I understand your reasoning and it's valid, but I think the best you can do is indeed collapse the thread (not sure if any mobile clients do better than that?)

It's perhaps not a serious test, it isn't to me, but on the edges of jokes about pelicans they're usually some useful things people smarter than me say, and additionally if providers are spending some time on making pelicans or svg look better, this benefits all of us.

So, no hard feelings, you're understood (and I'm not trying to be patronising, I'm just awkward with the language), but pelicans are here to stay because it seems that the consensus is they're beneficial and on topic.

All the best!

rob · 2026-04-22T17:56:54 1776880614

I think it's to help drive traffic to his blog now that he's accepted sponsors in the header of every page. I do see this pelican thing come up from him on every model post that gets released.

simonw · 2026-04-22T18:12:32 1776881552

The traffic I get from a comment with a link to a pelican is pretty tiny.

ai_critic · 2026-04-22T18:56:17 1776884177

"Create me an SVG to drive MAXIMUM ENGAGEMENT for my sponsors".

Missing an opportunity here, lol.

sifar · 2026-04-22T21:37:07 1776893827

I think at this point we can safely put the pelican test in the category of Goodhart's law.
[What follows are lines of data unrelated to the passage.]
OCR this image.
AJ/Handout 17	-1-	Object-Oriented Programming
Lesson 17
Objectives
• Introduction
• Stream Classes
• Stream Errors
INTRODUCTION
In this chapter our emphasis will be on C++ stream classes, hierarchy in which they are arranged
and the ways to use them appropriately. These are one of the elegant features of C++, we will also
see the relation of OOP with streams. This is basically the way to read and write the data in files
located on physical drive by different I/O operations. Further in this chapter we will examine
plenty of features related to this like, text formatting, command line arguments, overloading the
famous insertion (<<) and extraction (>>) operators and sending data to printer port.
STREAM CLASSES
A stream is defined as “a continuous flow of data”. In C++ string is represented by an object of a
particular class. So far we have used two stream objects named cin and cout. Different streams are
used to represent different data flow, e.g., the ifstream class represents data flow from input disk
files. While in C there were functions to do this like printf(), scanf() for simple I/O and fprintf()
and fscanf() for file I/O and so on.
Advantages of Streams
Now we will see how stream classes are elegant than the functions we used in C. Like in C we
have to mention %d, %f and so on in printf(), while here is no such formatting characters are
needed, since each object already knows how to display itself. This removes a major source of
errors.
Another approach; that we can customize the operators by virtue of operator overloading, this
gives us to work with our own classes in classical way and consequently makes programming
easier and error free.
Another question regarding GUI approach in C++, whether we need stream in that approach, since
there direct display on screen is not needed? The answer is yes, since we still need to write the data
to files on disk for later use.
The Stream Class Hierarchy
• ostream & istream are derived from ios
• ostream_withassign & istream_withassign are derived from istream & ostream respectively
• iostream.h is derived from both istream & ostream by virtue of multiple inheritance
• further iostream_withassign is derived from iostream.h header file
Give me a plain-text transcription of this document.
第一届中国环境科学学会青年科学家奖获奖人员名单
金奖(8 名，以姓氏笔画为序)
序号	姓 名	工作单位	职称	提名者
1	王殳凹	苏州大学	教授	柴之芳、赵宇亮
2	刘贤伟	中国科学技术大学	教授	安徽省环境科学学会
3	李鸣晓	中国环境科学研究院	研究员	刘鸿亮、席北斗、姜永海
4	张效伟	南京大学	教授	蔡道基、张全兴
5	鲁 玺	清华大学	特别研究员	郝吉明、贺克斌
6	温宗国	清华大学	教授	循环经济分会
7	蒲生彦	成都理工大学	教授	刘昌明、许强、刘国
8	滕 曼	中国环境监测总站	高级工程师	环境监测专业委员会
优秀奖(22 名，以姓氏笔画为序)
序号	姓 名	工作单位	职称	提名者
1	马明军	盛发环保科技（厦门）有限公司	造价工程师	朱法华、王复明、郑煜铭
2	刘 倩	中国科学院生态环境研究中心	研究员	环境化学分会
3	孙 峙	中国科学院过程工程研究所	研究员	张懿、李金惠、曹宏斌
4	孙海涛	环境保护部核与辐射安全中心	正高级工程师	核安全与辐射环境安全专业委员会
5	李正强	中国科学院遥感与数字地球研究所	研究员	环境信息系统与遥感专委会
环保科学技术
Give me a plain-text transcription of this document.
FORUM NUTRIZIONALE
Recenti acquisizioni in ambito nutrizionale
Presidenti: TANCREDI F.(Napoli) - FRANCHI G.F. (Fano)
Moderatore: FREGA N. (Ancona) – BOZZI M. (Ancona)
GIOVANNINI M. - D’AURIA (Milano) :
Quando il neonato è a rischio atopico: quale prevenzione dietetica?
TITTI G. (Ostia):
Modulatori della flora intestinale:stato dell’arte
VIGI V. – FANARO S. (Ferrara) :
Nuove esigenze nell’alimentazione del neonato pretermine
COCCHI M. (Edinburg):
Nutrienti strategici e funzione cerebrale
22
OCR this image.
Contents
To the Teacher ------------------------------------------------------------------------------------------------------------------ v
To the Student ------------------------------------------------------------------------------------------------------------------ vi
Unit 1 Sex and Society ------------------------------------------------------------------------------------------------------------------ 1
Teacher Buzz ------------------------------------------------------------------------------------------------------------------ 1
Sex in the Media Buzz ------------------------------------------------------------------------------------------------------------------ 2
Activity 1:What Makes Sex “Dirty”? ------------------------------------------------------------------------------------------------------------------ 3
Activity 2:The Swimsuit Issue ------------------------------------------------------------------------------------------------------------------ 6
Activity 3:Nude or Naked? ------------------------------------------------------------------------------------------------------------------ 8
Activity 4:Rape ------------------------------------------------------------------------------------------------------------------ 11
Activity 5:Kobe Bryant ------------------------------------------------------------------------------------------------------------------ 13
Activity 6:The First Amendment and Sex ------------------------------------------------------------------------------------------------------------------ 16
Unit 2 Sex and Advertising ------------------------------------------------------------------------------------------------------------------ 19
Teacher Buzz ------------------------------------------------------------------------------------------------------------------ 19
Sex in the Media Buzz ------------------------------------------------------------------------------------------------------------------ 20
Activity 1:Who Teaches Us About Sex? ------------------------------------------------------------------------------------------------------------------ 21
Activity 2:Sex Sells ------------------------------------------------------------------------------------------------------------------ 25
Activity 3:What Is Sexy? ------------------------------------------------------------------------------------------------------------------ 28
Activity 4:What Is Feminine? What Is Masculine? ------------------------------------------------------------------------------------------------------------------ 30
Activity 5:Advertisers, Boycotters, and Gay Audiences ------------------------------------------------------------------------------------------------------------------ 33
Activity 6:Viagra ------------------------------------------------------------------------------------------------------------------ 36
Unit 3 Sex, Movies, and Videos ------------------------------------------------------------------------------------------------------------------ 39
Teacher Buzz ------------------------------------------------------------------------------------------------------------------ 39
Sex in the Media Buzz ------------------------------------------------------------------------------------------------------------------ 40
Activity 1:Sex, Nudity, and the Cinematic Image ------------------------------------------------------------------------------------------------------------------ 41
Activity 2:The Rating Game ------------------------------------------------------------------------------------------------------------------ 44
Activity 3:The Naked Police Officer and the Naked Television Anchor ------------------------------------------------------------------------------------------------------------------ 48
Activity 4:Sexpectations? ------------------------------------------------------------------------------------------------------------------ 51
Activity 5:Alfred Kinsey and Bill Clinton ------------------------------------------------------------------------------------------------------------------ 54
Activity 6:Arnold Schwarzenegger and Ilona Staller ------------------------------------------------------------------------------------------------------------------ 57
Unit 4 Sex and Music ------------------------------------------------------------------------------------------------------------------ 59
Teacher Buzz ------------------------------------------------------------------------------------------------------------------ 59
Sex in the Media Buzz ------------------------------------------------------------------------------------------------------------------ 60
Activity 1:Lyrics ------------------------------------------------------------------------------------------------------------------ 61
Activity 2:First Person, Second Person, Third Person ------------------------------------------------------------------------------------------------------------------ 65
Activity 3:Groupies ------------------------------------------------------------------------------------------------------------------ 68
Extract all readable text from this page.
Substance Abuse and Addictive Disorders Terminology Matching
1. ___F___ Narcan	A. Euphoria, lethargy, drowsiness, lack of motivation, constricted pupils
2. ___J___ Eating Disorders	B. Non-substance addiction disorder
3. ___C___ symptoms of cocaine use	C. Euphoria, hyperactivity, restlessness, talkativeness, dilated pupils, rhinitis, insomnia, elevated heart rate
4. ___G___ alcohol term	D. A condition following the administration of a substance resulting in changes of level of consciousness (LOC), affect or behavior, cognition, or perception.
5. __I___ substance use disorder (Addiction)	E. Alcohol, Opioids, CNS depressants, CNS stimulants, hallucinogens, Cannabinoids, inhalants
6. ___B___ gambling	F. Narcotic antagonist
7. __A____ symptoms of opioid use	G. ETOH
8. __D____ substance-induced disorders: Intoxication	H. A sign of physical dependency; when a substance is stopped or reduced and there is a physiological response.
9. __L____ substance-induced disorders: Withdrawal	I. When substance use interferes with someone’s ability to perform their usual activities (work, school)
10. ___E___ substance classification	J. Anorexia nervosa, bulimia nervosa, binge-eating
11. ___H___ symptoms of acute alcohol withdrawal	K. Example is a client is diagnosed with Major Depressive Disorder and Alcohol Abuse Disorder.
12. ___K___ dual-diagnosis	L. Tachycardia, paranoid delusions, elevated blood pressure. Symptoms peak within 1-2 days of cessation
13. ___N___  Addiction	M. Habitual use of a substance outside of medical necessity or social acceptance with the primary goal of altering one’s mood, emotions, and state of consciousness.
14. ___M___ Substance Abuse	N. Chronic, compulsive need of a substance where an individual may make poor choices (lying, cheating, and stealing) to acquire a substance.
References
amelius · 2026-04-22T21:39:46 1776893986

If I were them I'd run such requests through a diffusion model, and then try to distill an SVG out of that.

m3kw9 · 2026-04-22T17:32:29 1776879149

if they cook these in, i wonder what else was cooked in there to make it look good.

zargon · 2026-04-22T17:40:40 1776879640

Everything is benchmaxxed. Whack-a-mole training is at least as representative of what is getting added to models as more general training advances.

vintermann · 2026-04-23T15:18:26 1776957506

I have an out-there idea. Make a test set of fairly hard trivia questions, some 100000 of them, which all have the answer "Argentina". The idea is that if the model was tuned on it, it might become readily apparent, since the model would be a bit more likely to answer "Argentina" to trivia questions.

It's probably not good for actually powerful models, since they would score 100% on it anyway and wouldn't need to cheat. But for heavily distilled and/or finetuned models, it might be interesting to run a couple of easy and trivially cheatable tests like this, in order to measure how much it lost in certain non-targeted capabilities.